OBEZİTELİ BİREYLER YAŞAMIN İÇİNDEN ÇEKİLİYOR
Obeziteli bireylerin karşılaşmış oldukları ayrımcı/damgalayıcı yaklaşımların kullanılan sözcüklerle yeniden üretildiğini ifade eden Sezgin; “Biz senin iyiliğin için söylüyoruz, az ye, iradesiz davranma!” gibi iyi niyetle söylendiği belirtilen ifadeler, obeziteli kişilerin sağlık hizmetinden yararlanmalarının ya da tedaviye ulaşmalarının önünde büyük bir engel oluşturuyor. Kendilerini değersiz hissetmelerine, sevilmeyi hak etmediklerini düşünmelerine neden olan bu sözler ve davranışlar, iş başvurularında değerlendirilmeye alınmayacakları konusunda kesin bir yargıya sahip olmalarına kadar gidebiliyor. Toplum içinde karşılaştıkları olumsuz durumlar nedeniyle obeziteli bireyler, yaşamın içinden çekilerek başkalarına yer açmaları gerektiği düşünüyorlar. Hiç kimse hastalığı nedeniyle böyle bir durumla karşılaşmamalı ve böyle hissetmemeli.” dedi.

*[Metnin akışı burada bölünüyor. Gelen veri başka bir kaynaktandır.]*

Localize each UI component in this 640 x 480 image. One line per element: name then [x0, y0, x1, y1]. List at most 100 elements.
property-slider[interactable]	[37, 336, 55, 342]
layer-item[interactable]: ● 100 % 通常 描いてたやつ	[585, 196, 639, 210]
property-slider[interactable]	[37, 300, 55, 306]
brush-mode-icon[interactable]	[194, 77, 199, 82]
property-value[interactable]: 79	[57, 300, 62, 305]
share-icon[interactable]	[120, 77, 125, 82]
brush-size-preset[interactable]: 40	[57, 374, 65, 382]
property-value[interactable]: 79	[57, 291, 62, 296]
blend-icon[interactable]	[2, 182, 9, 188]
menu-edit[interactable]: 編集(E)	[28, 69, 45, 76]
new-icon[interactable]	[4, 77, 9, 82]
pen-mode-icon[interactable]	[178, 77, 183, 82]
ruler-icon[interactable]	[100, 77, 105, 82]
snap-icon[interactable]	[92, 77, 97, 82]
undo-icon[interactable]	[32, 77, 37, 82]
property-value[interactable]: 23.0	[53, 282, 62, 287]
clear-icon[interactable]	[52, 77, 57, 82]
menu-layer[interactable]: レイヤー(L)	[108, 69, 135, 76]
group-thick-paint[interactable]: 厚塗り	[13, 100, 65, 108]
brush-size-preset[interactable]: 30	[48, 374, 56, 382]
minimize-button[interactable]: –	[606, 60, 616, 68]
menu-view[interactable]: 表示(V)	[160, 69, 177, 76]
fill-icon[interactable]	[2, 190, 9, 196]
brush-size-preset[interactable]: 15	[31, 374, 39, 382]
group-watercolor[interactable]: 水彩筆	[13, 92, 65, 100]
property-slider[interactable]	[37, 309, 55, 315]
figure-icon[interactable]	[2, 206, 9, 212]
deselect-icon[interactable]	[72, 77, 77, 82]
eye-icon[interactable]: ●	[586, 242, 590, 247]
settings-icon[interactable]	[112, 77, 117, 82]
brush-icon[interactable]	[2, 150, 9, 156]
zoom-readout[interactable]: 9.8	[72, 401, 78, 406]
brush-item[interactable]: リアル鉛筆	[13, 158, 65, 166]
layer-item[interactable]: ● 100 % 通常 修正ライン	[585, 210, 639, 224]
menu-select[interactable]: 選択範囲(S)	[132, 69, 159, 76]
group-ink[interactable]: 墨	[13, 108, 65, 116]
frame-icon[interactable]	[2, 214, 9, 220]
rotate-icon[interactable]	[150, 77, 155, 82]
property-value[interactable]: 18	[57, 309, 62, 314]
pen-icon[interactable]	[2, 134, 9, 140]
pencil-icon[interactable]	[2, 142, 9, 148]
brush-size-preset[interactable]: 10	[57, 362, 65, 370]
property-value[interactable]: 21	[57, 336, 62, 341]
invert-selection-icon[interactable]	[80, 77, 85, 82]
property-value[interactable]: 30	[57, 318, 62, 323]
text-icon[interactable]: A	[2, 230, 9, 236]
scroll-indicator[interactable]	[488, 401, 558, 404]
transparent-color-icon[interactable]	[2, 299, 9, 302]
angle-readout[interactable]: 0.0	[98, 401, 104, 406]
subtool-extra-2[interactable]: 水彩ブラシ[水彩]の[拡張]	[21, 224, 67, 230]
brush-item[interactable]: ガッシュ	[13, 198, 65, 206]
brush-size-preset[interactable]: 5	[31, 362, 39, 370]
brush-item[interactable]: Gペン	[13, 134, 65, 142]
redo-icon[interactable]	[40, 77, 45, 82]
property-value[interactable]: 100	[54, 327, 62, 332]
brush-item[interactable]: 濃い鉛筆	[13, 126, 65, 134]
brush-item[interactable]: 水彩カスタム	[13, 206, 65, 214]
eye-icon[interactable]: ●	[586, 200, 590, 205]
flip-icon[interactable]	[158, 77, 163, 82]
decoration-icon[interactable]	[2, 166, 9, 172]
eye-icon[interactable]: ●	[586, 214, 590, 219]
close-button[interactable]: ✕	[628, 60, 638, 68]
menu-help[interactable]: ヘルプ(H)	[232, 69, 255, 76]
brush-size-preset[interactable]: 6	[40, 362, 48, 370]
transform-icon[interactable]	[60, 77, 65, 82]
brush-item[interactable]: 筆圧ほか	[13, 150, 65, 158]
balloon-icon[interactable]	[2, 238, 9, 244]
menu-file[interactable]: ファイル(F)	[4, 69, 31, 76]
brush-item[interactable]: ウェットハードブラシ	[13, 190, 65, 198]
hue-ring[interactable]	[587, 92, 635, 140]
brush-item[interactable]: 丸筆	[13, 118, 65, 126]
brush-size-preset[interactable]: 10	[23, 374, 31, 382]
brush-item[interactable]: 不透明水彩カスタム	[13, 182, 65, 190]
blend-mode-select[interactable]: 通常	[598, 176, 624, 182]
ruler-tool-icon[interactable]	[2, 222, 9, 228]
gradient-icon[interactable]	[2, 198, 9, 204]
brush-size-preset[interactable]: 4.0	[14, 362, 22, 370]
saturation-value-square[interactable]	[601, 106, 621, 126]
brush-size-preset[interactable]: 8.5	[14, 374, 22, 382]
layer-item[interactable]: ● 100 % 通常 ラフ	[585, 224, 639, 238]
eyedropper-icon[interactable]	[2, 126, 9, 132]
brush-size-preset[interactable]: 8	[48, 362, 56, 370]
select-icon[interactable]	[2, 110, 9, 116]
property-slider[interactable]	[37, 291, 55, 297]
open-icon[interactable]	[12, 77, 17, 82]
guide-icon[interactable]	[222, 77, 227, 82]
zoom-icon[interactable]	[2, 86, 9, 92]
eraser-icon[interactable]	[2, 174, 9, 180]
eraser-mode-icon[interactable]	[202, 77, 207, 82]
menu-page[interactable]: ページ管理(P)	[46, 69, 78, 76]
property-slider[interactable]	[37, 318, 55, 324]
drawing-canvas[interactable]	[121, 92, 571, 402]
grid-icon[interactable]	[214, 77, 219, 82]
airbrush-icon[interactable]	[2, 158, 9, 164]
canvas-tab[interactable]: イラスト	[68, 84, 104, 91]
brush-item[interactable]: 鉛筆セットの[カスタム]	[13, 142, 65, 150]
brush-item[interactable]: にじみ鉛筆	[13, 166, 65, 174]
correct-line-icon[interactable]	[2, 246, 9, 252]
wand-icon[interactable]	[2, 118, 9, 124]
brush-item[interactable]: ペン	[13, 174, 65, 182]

DAMGALAYICI DAVRANIŞLAR, OBEZİTELİ BİREYLERİ TEDAVİDEN UZAKLAŞTIRIYOR
Obezite tedavisinde damgalayıcı ve ayrımcı davranışların da tedavi önünde engel olabileceğine değinen Sezgin sözlerini şöyle tamamladı; “Obezitenin önlenmesi ve tedavisi konusundaki tıbbi seçenekleri hekimlerimiz bizlerle paylaşıyor. Tedavi sürecinde farkında olmadan sergilenen damgalayıcı ve ayrımcı davranışların terk edilmesinin de tedavinin sağlıklı bir şekilde yürütülmesine katkı sağlayacağını belirtmekte fayda görüyorum. Burada hepimize önemli roller düşüyor. Çünkü ayrımcı/damgalayıcı yaklaşımların tekrar tekrar üretilmesi obeziteyle yaşamayanların zihinlerinde bu kalıpların pekişmesine neden olurken, obeziteli bireylerin de tedaviye ulaşmalarının önünde engel oluşturuyor. Bu nedenle medyadan sağlık hizmetleri sunumuna, iş hayatından sosyal hayata kadar her alanda, hepimizin düşüncelerimizi ve dilimizi yeniden gözden geçirmemiz gerektiğini belirtmek istiyorum.”